Fig. 3. Dependence of the composition of the catalyzate on the amount of hydrogen absorbed. I — 2,3-dimethylbutene-1, II — 2,3-dimethylbutane, III — 2,3-dimethylbutene-2. a — in methyl alcohol, b — in ethyl alcohol (on the abscissa axis — amount of hydrogen in moles)

In the second stage, 2,3-dimethylbutene-1 is hydrogenated first and selectively; during hydrogenation, slight isomerization of the α-olefin into the β-olefin is observed. 2,3-Dimethylbutene-2 is apparently weakly adsorbed and hydrogenates very slowly. The sequence of the observed reactions is thus governed by adsorption displacement: in the first stage, monoolefins are displaced by the diene, and in the second, the β-olefin by the α-olefin.

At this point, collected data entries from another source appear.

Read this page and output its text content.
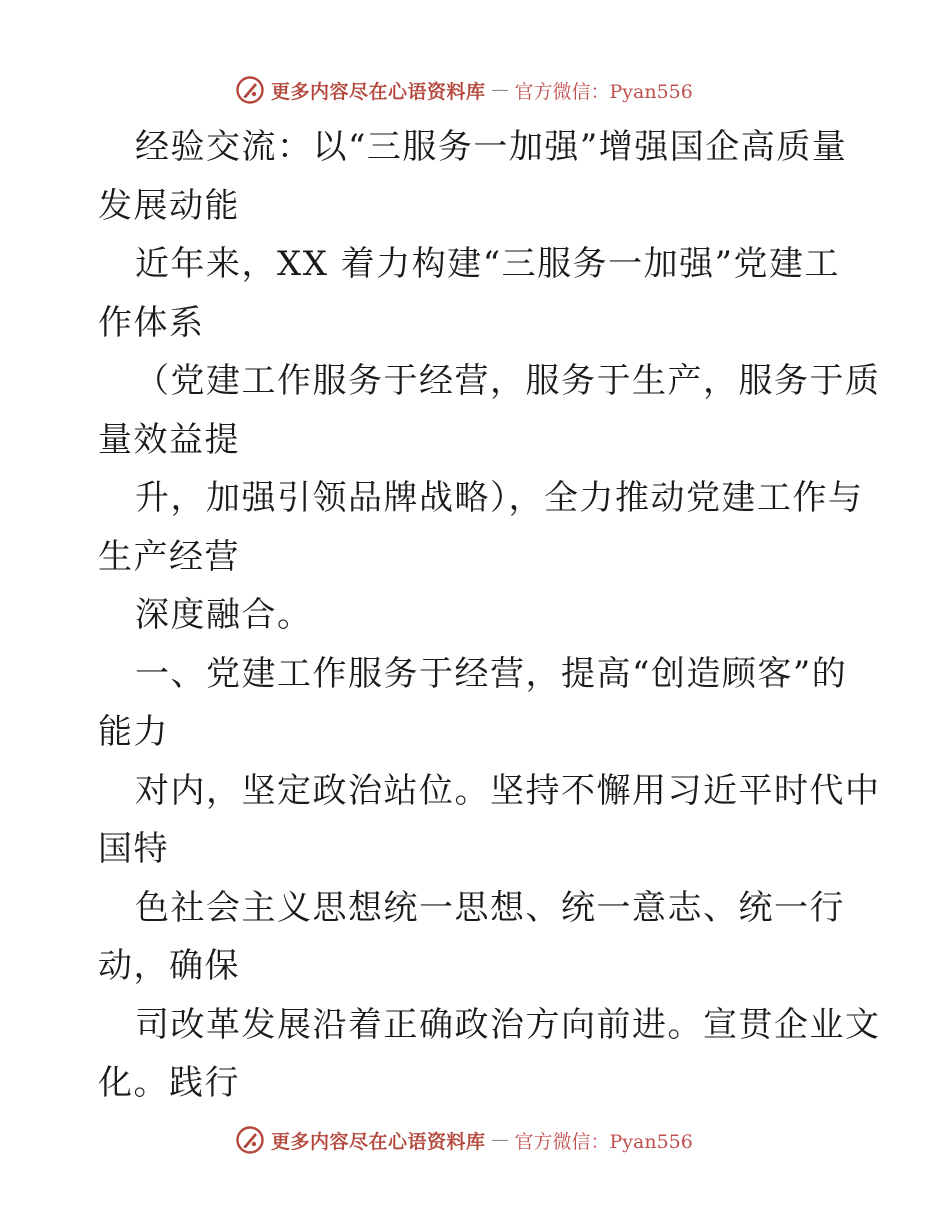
更多内容尽在心语资料库 — 官方微信：Pyan556
经验交流：以“三服务一加强”增强国企高质量
发展动能
近年来，XX 着力构建“三服务一加强”党建工
作体系
（党建工作服务于经营，服务于生产，服务于质
量效益提
升，加强引领品牌战略），全力推动党建工作与
生产经营
深度融合。
一、党建工作服务于经营，提高“创造顾客”的
能力
对内，坚定政治站位。坚持不懈用习近平时代中
国特
色社会主义思想统一思想、统一意志、统一行
动，确保
司改革发展沿着正确政治方向前进。宣贯企业文
化。践行
更多内容尽在心语资料库 — 官方微信：Pyan556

Since 2,3-dimethylbutene-1 isomerizes extremely slowly and is displaced by the diene, the formation of 2,3-dimethylbutene-2 may be regarded as the result of addition of hydrogen to the diene in the 1,4-position, if one does not take into account the possibility of isomerization of the α-olefin at the moment of its formation before its desorption.

Institute of Organic Chemistry
named after N. D. Zelinsky
Academy of Sciences of the USSR

Received
19 II 1961

CITED LITERATURE

1. S. V. Lebedev, A. I. Yakubchik, ZhRKhO, 61, 551 (1929).
2. I. V. Gostunskaya, G. V. Loza, B. A. Kazanskii, Izv. AN SSSR, OKhN, 1955, p. 863.
3. G. Dupont, C. Paquot, C. R., 205, 805 (1937).
4. G. E. Green, Nature, 180, No. 4580, 295 (1957).